Darmbakterien als Schlüsselfaktor: Neue Hoffnung für Lupus-Patienten?

Die Gesichter hinter der Studie (v.l.n.r.): Dr. Márcia Pereira, Helen Fuhrmann, Dr. Sylvio Redanz, Prof. Martin Kriegel, Ulrike Löschberger und Dr. Nathalie Becker (Foto: Uni MS/ E. Wibberg)

Münster (mfm/nn) – Lupus: eine Krankheit mit tausend Gesichtern – unberechenbar, schubweise, oft unsichtbar. Wer betroffen ist, fühlt sich vom eigenen Körper verraten: Das Immunsystem greift gesunde Zellen an, statt sie zu schützen. Weil Lupus sich in unterschiedlichsten Formen zeigt, ist die Diagnose schwierig und sind die Therapiemöglichkeiten begrenzt. Doch nun ein Hoffnungsschimmer: Ein Forscherteam um Prof. Martin Kriegel von der Universität Münster hat eine bislang unbekannte Verbindung zwischen Darmbakterien und Lupus entdeckt. Die im Fachjournal Science Translational Medicine veröffentlichte Studie der Arbeitsgruppe zeigt, dass bestimmte Bakterien aus dem Darm entweichen und eine fehlgeleitete Immunantwort auslösen können. Diese Erkenntnis ebnet den Weg zu gezielten Therapien.

Darmbakterien gehören hinter die Darmschranke. Doch bei Lupus-Patienten versagt diese körpereigene Barriere. „Einige Bakterien können sie durchbrechen und Immunzellen aktivieren“, erklärt Prof. Kriegel, der die Rheumatologie und klinische Immunologie an der Uniklinik Münster leitet. Besonders brisant: Enterococcus gallinarum. Dieses Bakterium stimuliert sogenannte Th17-Zellen, welche Entzündungen auslösen.

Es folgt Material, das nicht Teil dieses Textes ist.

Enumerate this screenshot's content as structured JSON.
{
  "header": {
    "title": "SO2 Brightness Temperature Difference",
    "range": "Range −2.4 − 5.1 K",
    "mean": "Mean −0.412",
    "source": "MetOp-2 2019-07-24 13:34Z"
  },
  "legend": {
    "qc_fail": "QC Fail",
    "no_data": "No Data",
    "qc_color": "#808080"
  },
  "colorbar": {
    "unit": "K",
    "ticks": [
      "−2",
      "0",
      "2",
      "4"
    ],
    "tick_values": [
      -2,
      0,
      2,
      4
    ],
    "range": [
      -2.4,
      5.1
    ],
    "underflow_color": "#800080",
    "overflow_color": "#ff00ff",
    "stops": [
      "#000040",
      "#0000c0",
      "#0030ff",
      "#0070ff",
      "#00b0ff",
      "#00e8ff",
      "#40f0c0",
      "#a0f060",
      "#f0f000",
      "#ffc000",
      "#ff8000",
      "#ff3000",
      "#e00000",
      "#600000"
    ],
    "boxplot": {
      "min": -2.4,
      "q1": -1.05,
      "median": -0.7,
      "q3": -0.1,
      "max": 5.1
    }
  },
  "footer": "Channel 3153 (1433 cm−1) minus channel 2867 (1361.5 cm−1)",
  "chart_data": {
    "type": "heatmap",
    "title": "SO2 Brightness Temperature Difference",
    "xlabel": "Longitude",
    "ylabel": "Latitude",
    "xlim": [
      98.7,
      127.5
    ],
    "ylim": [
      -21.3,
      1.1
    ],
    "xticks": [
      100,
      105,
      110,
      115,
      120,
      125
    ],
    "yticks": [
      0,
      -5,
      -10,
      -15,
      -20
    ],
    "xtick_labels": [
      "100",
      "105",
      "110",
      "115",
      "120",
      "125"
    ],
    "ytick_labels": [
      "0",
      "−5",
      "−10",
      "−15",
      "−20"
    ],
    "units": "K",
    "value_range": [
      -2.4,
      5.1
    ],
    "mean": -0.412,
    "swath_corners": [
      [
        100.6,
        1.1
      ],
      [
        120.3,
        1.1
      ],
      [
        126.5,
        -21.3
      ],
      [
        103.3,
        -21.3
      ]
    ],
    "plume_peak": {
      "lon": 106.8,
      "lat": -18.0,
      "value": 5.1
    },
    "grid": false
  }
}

Gleichzeitig fördert es die Produktion spezieller Autoantikörper – spezifisch IgG3 –, die körpereigenes Gewebe attackieren. Gesteuert wird diese fatale Fehlreaktion über den Toll-like-Rezeptor 8, der bei Lupus-Patienten besonders durch das Bakterium aktiviert wird. 

Diese Erkenntnisse konnten gewonnen werden, weil die neue Studie erstmals auch menschliche Immunzellen untersuchte. „Die Forschung zum Darmmikrobiom beschränkte sich bislang meist auf Tiermodelle. Unsere Arbeit schließt diese Lücke, indem sie sowohl solche als auch Zellen von Lupus-Patienten nutzt“, so Kriegel. Dieses translational angelegte Vorgehen bringt entscheidende Erkenntnisse – und eine gute Nachricht für Betroffene: Das bewährte Lupus-Medikament Hydroxychloroquin kann den schädlichen Mechanismus blockieren.

Für seine Forschung bekommen Kriegel und sein Team Unterstützung von der Lupus Research Alliance (LRA), die innovative wissenschaftliche Projekte finanziert, um neue Therapieansätze und letztlich eine Heilung für Lupus zu finden. Bei der Stiftung ist der münstersche Uni-Mediziner kein Unbekannter: Sie förderte sein Engagement in der Lupus-Forschung bereits mit mehreren Preisen, darunter dem „Global Team Science Award“ (2022) und dem „Lupus Insight Prize“ (2021). Kriegel blickt hoffnungsvoll in die Zukunft: „Ziel ist es, diese bakteriellen Trigger gezielt auszuschalten, ohne das Immunsystem pauschal zu unterdrücken. Unsere Studie liefert damit eine vielversprechende Grundlage für neue Lupus-Therapien“.